Design the application processing logic. The processing such as input file splitting, merge, and so on, which needs to be designed under conventional parallel distributed processing, does not need to be designed because that is executed by the Hadoop framework. Therefore, developers can concentrate on designing the logic required for jobs.
For MapReduce applications, the application developer must understand the Hadoop API and design applications in accordance with the MapReduce framework. The main design tasks required are:
Determining items corresponding to Key and Value
Content of Map processing
Content of Reduce processing
Create applications based on the application design result.
MapReduce applications
As with the creation of ordinary Java applications, create a Java project and perform coding.
The Hadoop API can be used by adding the Hadoop jar file to the Eclipse build box.
Note that specification of hadoop -core-xxx.jar is mandatory (enter the Hadoop version at "xxx"). Specify other suitable Hadoop libraries in accordance with the Hadoop API being used.
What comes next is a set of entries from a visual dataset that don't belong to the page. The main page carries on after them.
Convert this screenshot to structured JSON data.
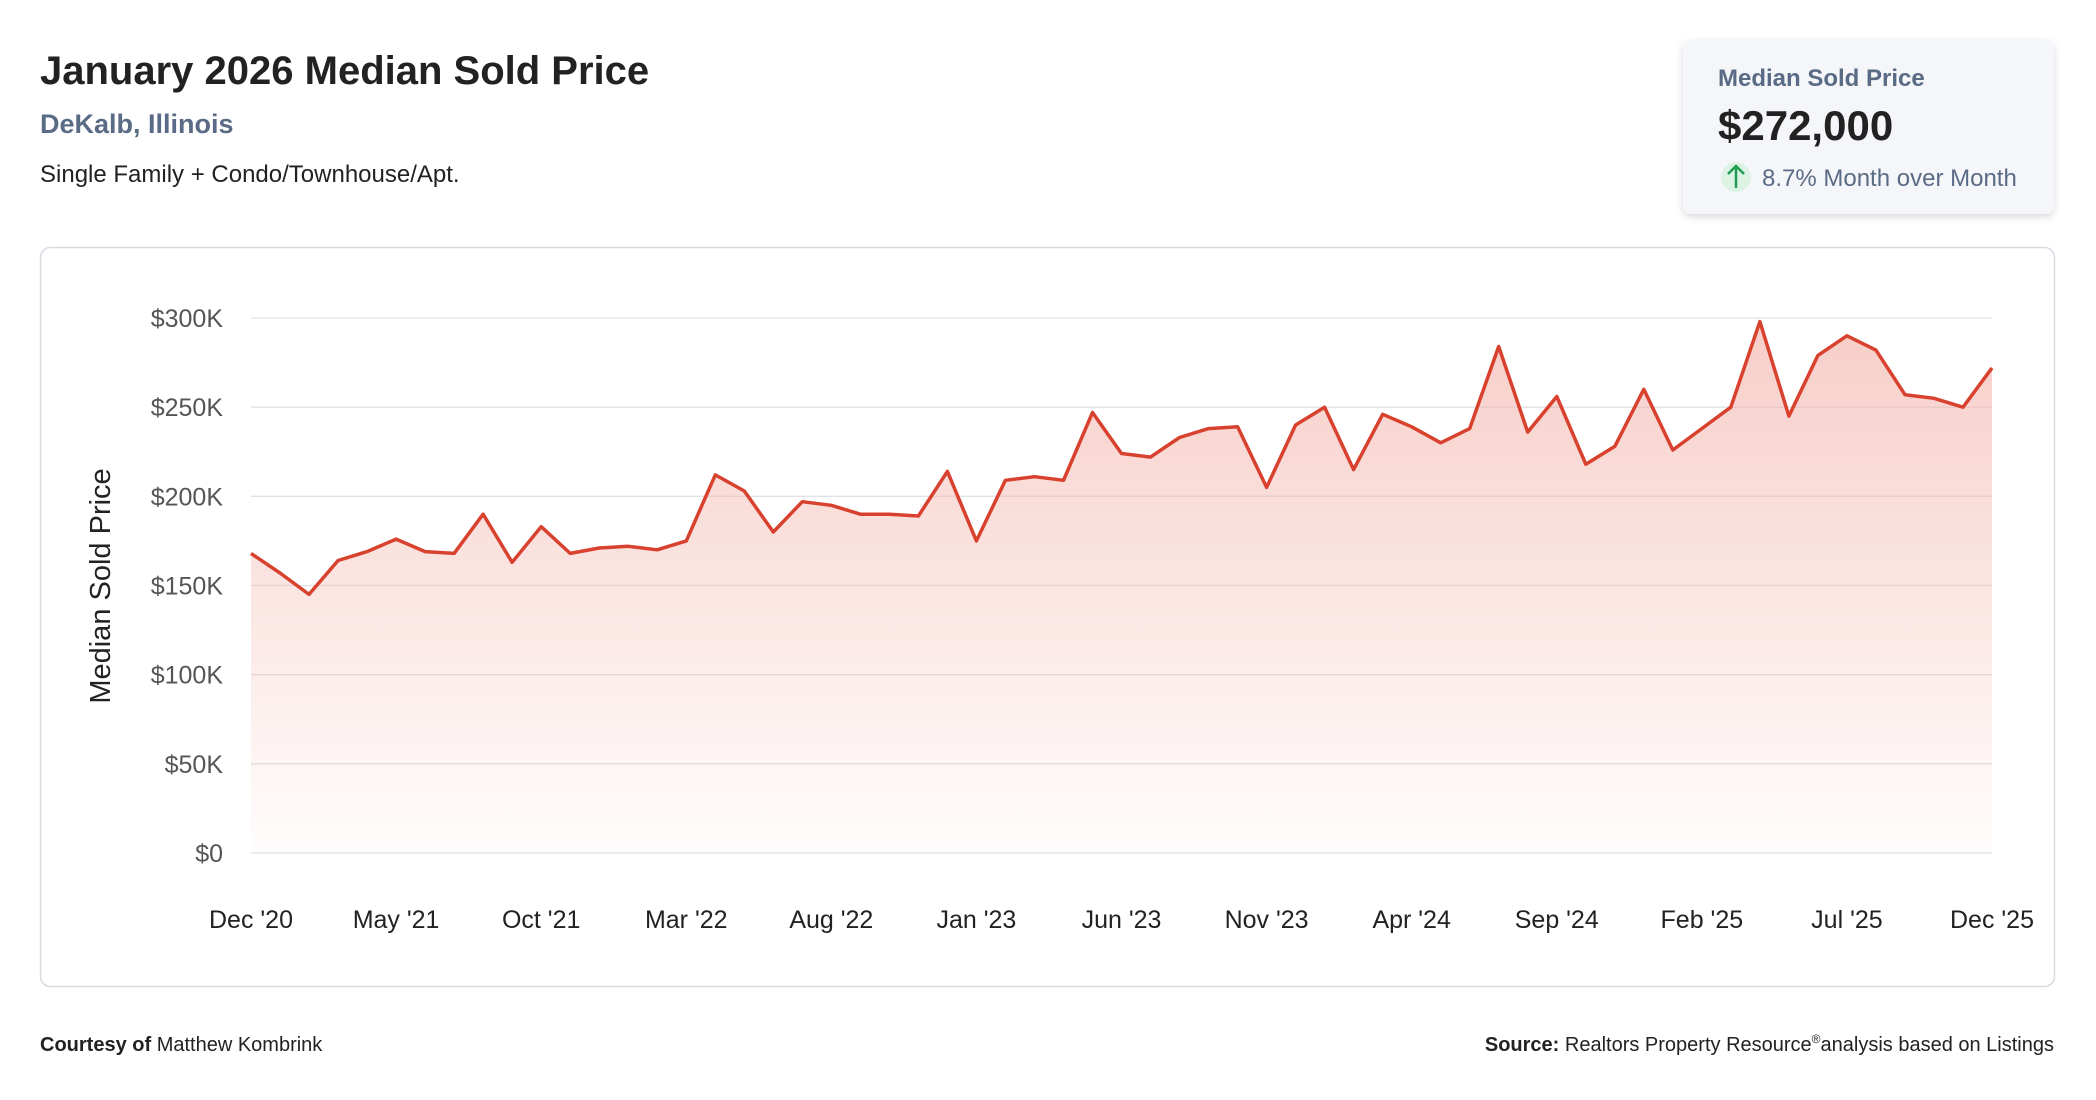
{
  "header": {
    "title": "January 2026 Median Sold Price",
    "location": "DeKalb, Illinois",
    "property_types": "Single Family + Condo/Townhouse/Apt."
  },
  "summary_card": {
    "label": "Median Sold Price",
    "value": "$272,000",
    "change": "8.7% Month over Month"
  },
  "chart_data": {
    "type": "line",
    "y_axis_label": "Median Sold Price",
    "color": "#d9412f",
    "grid": true,
    "ylim": [
      0,
      300000
    ],
    "yticks": [
      {
        "value": 0,
        "label": "$0"
      },
      {
        "value": 50000,
        "label": "$50K"
      },
      {
        "value": 100000,
        "label": "$100K"
      },
      {
        "value": 150000,
        "label": "$150K"
      },
      {
        "value": 200000,
        "label": "$200K"
      },
      {
        "value": 250000,
        "label": "$250K"
      },
      {
        "value": 300000,
        "label": "$300K"
      }
    ],
    "categories": [
      "Dec '20",
      null,
      null,
      null,
      null,
      "May '21",
      null,
      null,
      null,
      null,
      "Oct '21",
      null,
      null,
      null,
      null,
      "Mar '22",
      null,
      null,
      null,
      null,
      "Aug '22",
      null,
      null,
      null,
      null,
      "Jan '23",
      null,
      null,
      null,
      null,
      "Jun '23",
      null,
      null,
      null,
      null,
      "Nov '23",
      null,
      null,
      null,
      null,
      "Apr '24",
      null,
      null,
      null,
      null,
      "Sep '24",
      null,
      null,
      null,
      null,
      "Feb '25",
      null,
      null,
      null,
      null,
      "Jul '25",
      null,
      null,
      null,
      null,
      "Dec '25"
    ],
    "series": [
      {
        "name": "Median Sold Price",
        "color": "#d9412f",
        "values": [
          168000,
          157000,
          145000,
          164000,
          169000,
          176000,
          169000,
          168000,
          190000,
          163000,
          183000,
          168000,
          171000,
          172000,
          170000,
          175000,
          212000,
          203000,
          180000,
          197000,
          195000,
          190000,
          190000,
          189000,
          214000,
          175000,
          209000,
          211000,
          209000,
          247000,
          224000,
          222000,
          233000,
          238000,
          239000,
          205000,
          240000,
          250000,
          215000,
          246000,
          239000,
          230000,
          238000,
          284000,
          236000,
          256000,
          218000,
          228000,
          260000,
          226000,
          238000,
          250000,
          298000,
          245000,
          279000,
          290000,
          282000,
          257000,
          255000,
          250000,
          272000
        ]
      }
    ]
  },
  "footer": {
    "courtesy_label": "Courtesy of",
    "courtesy_name": "Matthew Kombrink",
    "source_label": "Source:",
    "source_text": "Realtors Property Resource",
    "source_mark": "®",
    "source_rest": "analysis based on Listings"
  }
}
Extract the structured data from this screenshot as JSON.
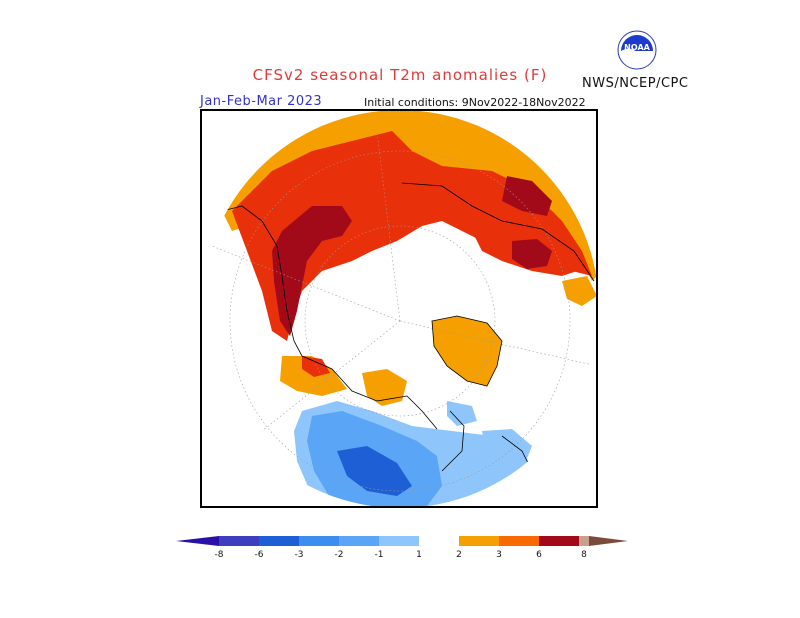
{
  "header": {
    "title": "CFSv2 seasonal T2m anomalies (F)",
    "organization": "NWS/NCEP/CPC",
    "period": "Jan-Feb-Mar 2023",
    "initial_conditions": "Initial conditions: 9Nov2022-18Nov2022"
  },
  "logo": {
    "icon": "noaa-logo-icon",
    "text": "NOAA"
  },
  "colors": {
    "deep_blue": "#3d3fbf",
    "blue_m6": "#1f5fd6",
    "blue_m3": "#3b8ef0",
    "blue_m2": "#5aa5f5",
    "blue_m1": "#8ec6fb",
    "orange_1": "#f5a000",
    "orange_2": "#f86a00",
    "red_3": "#e8300a",
    "dark_red": "#a20a1a",
    "pink_6": "#c8a090",
    "brown_8": "#7a4a3a",
    "title_red": "#e03a3a",
    "period_blue": "#3333cc"
  },
  "colorbar": {
    "labels": [
      "-8",
      "-6",
      "-3",
      "-2",
      "-1",
      "1",
      "2",
      "3",
      "6",
      "8"
    ]
  }
}
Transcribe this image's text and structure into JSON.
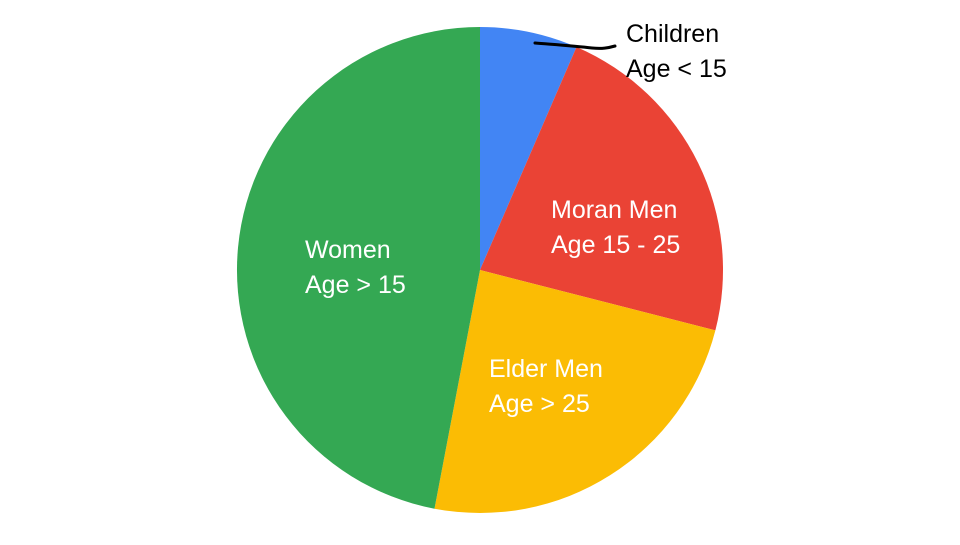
{
  "chart_data": {
    "type": "pie",
    "title": "",
    "slices": [
      {
        "label_lines": [
          "Children",
          "Age < 15"
        ],
        "value": 6.5,
        "color": "#4285f4",
        "label_position": "outside"
      },
      {
        "label_lines": [
          "Moran Men",
          "Age 15 - 25"
        ],
        "value": 22.5,
        "color": "#ea4335",
        "label_position": "inside"
      },
      {
        "label_lines": [
          "Elder Men",
          "Age > 25"
        ],
        "value": 24.0,
        "color": "#fbbc04",
        "label_position": "inside"
      },
      {
        "label_lines": [
          "Women",
          "Age > 15"
        ],
        "value": 47.0,
        "color": "#34a853",
        "label_position": "inside"
      }
    ],
    "start_angle_deg": 0,
    "direction": "clockwise",
    "legend": "none"
  }
}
Refer to the following information provided by Apache Hadoop for MapReduce application references:
If Hadoop API is used
Hadoop project top page
http://hadoop.apache.org/mapreduce/
Getting Started
Release page
Documentation
MapReduce project page
http://hadoop.apache.org/mapreduce/
MapReduce tutorial
http://hadoop.apache.org/common/docs/r1.0.1/mapred_tutorial.html
Note: The samples and explanations in the above tutorial are based on the "org.apache.hadoop.mapred" packages, but these packages are not recommended for the current stable Hadoop version. Use the tutorial content for reference only since some of the content does not apply.